Bahn fahren ging für Mo­sam­bi­ka­ne­r*in­nen aus Sicherheitsgründen nur in der Gruppe, selbst in Berlin. Im Rest der Republik war Rassismus noch etablierter, und bei Kämpfen musste sich Alberto regelmäßig rassistische Sprüche anhören.

3.000 DM Abfindung

Der Zusammenbruch der DDR bedeutete für die meisten Ver­trags­ar­bei­te­r*in­nen die Ausweisung aus Deutschland. Viele seiner Kollegen hätten sich gefreut, so Alberto, weil sie davon ausgingen, zu Hause den Rest ihres Lohns zu erhalten. Das versprochene Geld erhielten sie nie, sondern nur 3.000 DM Abfindung, bevor sie ins Flugzeug stiegen.

Alberto selbst konnte dank seiner Einbürgerung bleiben, studierte Sozialpädagogik und boxte zehn Jahre für den PCK Schwedt in der Bundesliga. Heute lebt Alberto in Berlin und arbeitet mit Geflüchteten.

„Man hat uns als moderne Sklaven ausgenutzt,“ stellt Ibraimo Alberto klar. Beide Staaten hätten sie um ihren Lohn betrogen. Proteste für Anerkennung dieses Unrechts gibt es in Mosambik und Deutschland, mit der Forderung nach Entschädigung.
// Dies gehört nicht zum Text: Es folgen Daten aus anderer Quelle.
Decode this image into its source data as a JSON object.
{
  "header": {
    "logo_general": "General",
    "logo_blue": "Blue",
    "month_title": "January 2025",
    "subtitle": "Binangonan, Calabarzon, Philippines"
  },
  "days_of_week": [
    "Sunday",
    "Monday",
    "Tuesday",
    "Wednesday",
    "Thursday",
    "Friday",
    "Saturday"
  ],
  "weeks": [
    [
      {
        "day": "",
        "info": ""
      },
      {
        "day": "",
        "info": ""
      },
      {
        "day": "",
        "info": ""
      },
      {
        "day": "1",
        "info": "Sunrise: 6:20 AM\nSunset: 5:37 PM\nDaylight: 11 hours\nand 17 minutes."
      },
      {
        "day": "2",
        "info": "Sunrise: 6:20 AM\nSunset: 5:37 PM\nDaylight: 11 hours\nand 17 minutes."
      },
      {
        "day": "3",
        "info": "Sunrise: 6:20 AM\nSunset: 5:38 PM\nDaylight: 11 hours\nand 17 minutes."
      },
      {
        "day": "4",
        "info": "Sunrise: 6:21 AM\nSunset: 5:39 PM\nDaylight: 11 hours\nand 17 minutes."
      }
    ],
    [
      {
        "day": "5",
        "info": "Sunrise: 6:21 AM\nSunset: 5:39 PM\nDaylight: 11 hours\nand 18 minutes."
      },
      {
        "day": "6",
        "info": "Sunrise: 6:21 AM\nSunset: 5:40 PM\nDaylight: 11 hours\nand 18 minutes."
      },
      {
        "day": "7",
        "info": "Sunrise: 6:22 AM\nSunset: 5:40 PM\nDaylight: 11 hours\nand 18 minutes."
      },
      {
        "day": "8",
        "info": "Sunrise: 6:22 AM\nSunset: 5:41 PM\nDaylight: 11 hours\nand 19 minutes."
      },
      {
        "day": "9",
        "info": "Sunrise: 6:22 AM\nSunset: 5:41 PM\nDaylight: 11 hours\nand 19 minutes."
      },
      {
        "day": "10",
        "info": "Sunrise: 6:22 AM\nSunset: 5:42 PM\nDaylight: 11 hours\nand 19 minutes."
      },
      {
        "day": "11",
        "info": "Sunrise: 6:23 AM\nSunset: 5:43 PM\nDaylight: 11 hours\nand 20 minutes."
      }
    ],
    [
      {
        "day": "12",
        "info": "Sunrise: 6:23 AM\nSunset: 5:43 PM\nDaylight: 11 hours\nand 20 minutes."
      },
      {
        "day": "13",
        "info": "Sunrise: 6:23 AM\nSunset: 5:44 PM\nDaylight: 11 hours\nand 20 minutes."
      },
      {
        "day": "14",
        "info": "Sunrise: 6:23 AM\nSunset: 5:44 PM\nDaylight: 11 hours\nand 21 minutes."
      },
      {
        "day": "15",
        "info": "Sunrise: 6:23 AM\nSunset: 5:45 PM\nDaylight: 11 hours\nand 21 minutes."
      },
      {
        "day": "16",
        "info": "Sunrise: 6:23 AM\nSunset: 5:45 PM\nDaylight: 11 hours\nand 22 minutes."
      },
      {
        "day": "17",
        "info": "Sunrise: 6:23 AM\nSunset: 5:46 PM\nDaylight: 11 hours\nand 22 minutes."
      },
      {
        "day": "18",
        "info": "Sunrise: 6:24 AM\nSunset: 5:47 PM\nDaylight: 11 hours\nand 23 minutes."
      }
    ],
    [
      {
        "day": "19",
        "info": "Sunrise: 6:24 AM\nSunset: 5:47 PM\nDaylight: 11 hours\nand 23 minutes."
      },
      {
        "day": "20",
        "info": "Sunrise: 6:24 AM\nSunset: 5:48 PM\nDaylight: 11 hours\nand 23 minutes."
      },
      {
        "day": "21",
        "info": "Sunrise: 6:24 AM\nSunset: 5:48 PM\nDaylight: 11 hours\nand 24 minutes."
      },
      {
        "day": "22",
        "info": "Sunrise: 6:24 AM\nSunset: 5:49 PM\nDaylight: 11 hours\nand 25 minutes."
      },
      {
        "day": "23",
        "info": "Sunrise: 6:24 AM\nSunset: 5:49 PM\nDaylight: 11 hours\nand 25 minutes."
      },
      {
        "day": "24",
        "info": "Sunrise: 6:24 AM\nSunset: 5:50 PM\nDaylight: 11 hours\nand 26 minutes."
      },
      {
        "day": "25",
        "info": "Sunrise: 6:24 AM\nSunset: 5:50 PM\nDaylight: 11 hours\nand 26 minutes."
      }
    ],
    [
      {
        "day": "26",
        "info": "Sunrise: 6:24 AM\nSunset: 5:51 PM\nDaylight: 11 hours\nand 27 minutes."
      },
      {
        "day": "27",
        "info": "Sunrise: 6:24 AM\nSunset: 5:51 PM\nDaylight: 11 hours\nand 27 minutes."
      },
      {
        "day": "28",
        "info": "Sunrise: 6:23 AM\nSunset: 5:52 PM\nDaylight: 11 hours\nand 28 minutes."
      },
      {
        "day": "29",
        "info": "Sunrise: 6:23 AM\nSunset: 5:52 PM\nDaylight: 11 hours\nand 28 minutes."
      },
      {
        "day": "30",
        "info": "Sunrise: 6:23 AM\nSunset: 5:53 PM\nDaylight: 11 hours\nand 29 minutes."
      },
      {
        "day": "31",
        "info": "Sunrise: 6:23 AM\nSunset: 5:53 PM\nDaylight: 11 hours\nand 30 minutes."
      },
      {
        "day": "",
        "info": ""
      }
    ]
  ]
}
Bundesregierung bestätigt neokoloniales Verhältnis

Die BRD beruft sich auf die Entwicklungshilfe, die sie in den 1990ern an Mosambik gezahlt hat. Ein Teil davon sollte auch den Ver­trags­ar­bei­te­r*in­nen zukommen. Dort kam das Geld nie an, sondern verschwand in den Taschen regierungsnaher Kreise.

Wenn Alberto darüber spricht, fällt häufiger mal ein Schimpfwort. Es gehe ihm nicht um die Summe. Die Kompensation würde zeigen, dass den Ver­trags­ar­bei­te­r*in­nen Unrecht widerfahren sei. Mit ihrem jetzigen Verhalten bestätige die Bundesregierung jedoch das neokoloniale Verhältnis, unter dem Ver­trags­ar­bei­te­r*in­nen in der DDR gearbeitet hätten.

Von seinen ehemaligen Kollegen in Mosambik seien viele inzwischen gestorben. Der BRD bleibe nicht mehr viel Zeit, dieses Unrecht gutzumachen, mahnt Ibraimo Alberto.